(Bloomberg News) Record earnings fueled by the highest profit margins since 1993 are giving executives more leeway than ever to boost dividends as the bull market enters its third year.
Margins will climb to 8.9% in 2011, the highest level in at least 18 years, according to data compiled by Bloomberg on non-financial companies in the Standard & Poor's 500 Index through March 11. Greater profitability combined with dividend cuts during the credit crisis have pushed earnings to 6.53% of the gauge's price, or 3.5 times more than its payout rate, close to the record 3.6 multiple in January.
A total of 95 companies led by Aetna Inc. and Carnival Corp. have raised dividends as the fastest economic expansion in six years and five straight quarters of earnings growth increased confidence among chief executive officers. Of the 380 that pay dividends, 378 are forecast to maintain or increase them, according to data compiled by Bloomberg using options prices, profits, management statements and peer comparisons.
"The economy seems to be doing well and earnings are on the recovery path, which companies wanted to be sure about before they raised their dividends," said John Carey, a Boston-based money manager at Pioneer Investments, which oversees about $250 billion. "I feel relatively confident that most of the dividends out there are secure, and we'll see some fairly broad based increases."
Weekly Decline
The S&P 500 fell 1.3% to 1,304.28 last week, after the U.S. trade deficit and claims for unemployment benefits exceeded estimates and export growth in China slowed to the lowest rate since 2009, according to data compiled by Bloomberg. The retreat extended the S&P 500's loss since reaching a 32- month high on Feb. 18 to 2.9%. The gauge has rallied 93% from its March 9, 2009 low.
The benchmark index slumped 0.5% to 1,297.39 at 9:51 a.m. New York time today as investors struggled to assess what impact the worst Japanese earthquake on record will have on the world's third-largest economy. The 8.9-magnitude temblor on March 11 may have killed 10,000 in the Miyagi prefecture north of Tokyo, said Go Sugawara, a spokesman for the prefectural police department. The official toll reached 1,823 dead, with 2,369 more missing, the National Police Agency said.
Record Profits
Analysts say S&P 500 profits will rise 16% this year and surpass $100 a share for the first time in 2012, helping persuade executives at companies from CBS Corp. to Pioneer Natural Resources Co. and Wal-Mart Stores Inc. to boost payouts.
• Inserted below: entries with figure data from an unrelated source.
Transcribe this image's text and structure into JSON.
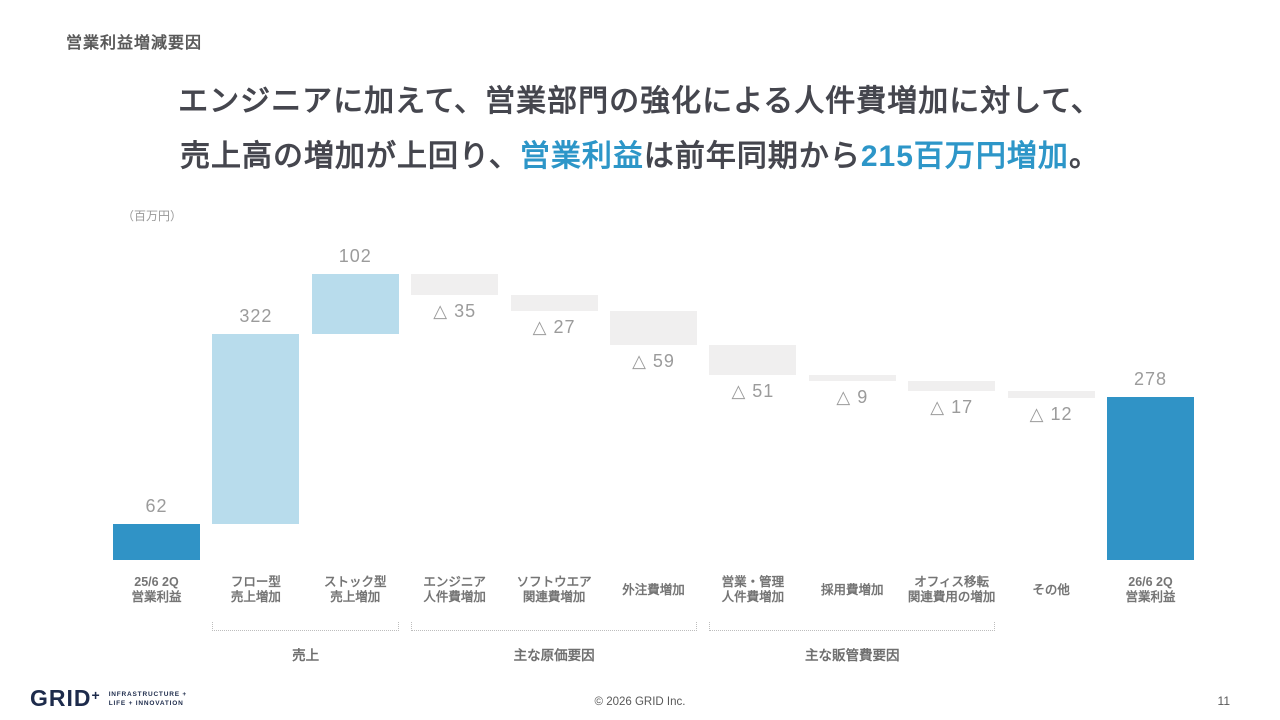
{
  "slide": {
    "title": "営業利益増減要因",
    "headline": {
      "line1": "エンジニアに加えて、営業部門の強化による人件費増加に対して、",
      "line2_part1": "売上高の増加が上回り、",
      "line2_highlight1": "営業利益",
      "line2_part2": "は前年同期から",
      "line2_highlight2": "215百万円増加",
      "line2_part3": "。"
    },
    "footer": {
      "logo_text": "GRID",
      "logo_plus": "+",
      "tagline_line1": "INFRASTRUCTURE +",
      "tagline_line2": "LIFE + INNOVATION",
      "copyright": "© 2026 GRID Inc.",
      "page_number": "11"
    }
  },
  "chart_data": {
    "type": "bar",
    "subtype": "waterfall",
    "unit_label": "（百万円）",
    "title": "営業利益増減要因",
    "xlabel": "",
    "ylabel": "百万円",
    "ylim": [
      0,
      486
    ],
    "grid": false,
    "bars": [
      {
        "label_lines": [
          "25/6 2Q",
          "営業利益"
        ],
        "value": 62,
        "display": "62",
        "kind": "total",
        "start": 0,
        "end": 62
      },
      {
        "label_lines": [
          "フロー型",
          "売上増加"
        ],
        "value": 322,
        "display": "322",
        "kind": "increase",
        "start": 62,
        "end": 384
      },
      {
        "label_lines": [
          "ストック型",
          "売上増加"
        ],
        "value": 102,
        "display": "102",
        "kind": "increase",
        "start": 384,
        "end": 486
      },
      {
        "label_lines": [
          "エンジニア",
          "人件費増加"
        ],
        "value": -35,
        "display": "△ 35",
        "kind": "decrease",
        "start": 486,
        "end": 451
      },
      {
        "label_lines": [
          "ソフトウエア",
          "関連費増加"
        ],
        "value": -27,
        "display": "△ 27",
        "kind": "decrease",
        "start": 451,
        "end": 424
      },
      {
        "label_lines": [
          "外注費増加"
        ],
        "value": -59,
        "display": "△ 59",
        "kind": "decrease",
        "start": 424,
        "end": 365
      },
      {
        "label_lines": [
          "営業・管理",
          "人件費増加"
        ],
        "value": -51,
        "display": "△ 51",
        "kind": "decrease",
        "start": 365,
        "end": 314
      },
      {
        "label_lines": [
          "採用費増加"
        ],
        "value": -9,
        "display": "△ 9",
        "kind": "decrease",
        "start": 314,
        "end": 305
      },
      {
        "label_lines": [
          "オフィス移転",
          "関連費用の増加"
        ],
        "value": -17,
        "display": "△ 17",
        "kind": "decrease",
        "start": 305,
        "end": 288
      },
      {
        "label_lines": [
          "その他"
        ],
        "value": -12,
        "display": "△ 12",
        "kind": "decrease",
        "start": 288,
        "end": 276
      },
      {
        "label_lines": [
          "26/6 2Q",
          "営業利益"
        ],
        "value": 278,
        "display": "278",
        "kind": "total",
        "start": 0,
        "end": 278
      }
    ],
    "groups": [
      {
        "label": "売上",
        "from_bar": 1,
        "to_bar": 2
      },
      {
        "label": "主な原価要因",
        "from_bar": 3,
        "to_bar": 5
      },
      {
        "label": "主な販管費要因",
        "from_bar": 6,
        "to_bar": 8
      }
    ],
    "colors": {
      "total": "#3093c6",
      "increase": "#b8dcec",
      "decrease": "#f0efef",
      "value_label": "#9b9b9b",
      "axis_label": "#757575",
      "highlight_text": "#2d96c8"
    },
    "legend": "none"
  }
}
U.S. companies increased stock buybacks in 2010, making it the fifth-biggest year for share repurchases since at least 1985, according to Birinyi Associates Inc. With $76 billion announced, February was the best month for buybacks since December 2007.
CEOs are spending more on shareholders after stockpiling cash since 2008 when the financial crisis eliminated profits. They bought back $325.8 billion of stock in 2010, more than double 2009's repurchases, Birinyi data show. About $191.1 billion of takeovers in the U.S. have been announced so far this year, on track with last year's $198.2 billion as of March 11, according to Bloomberg data.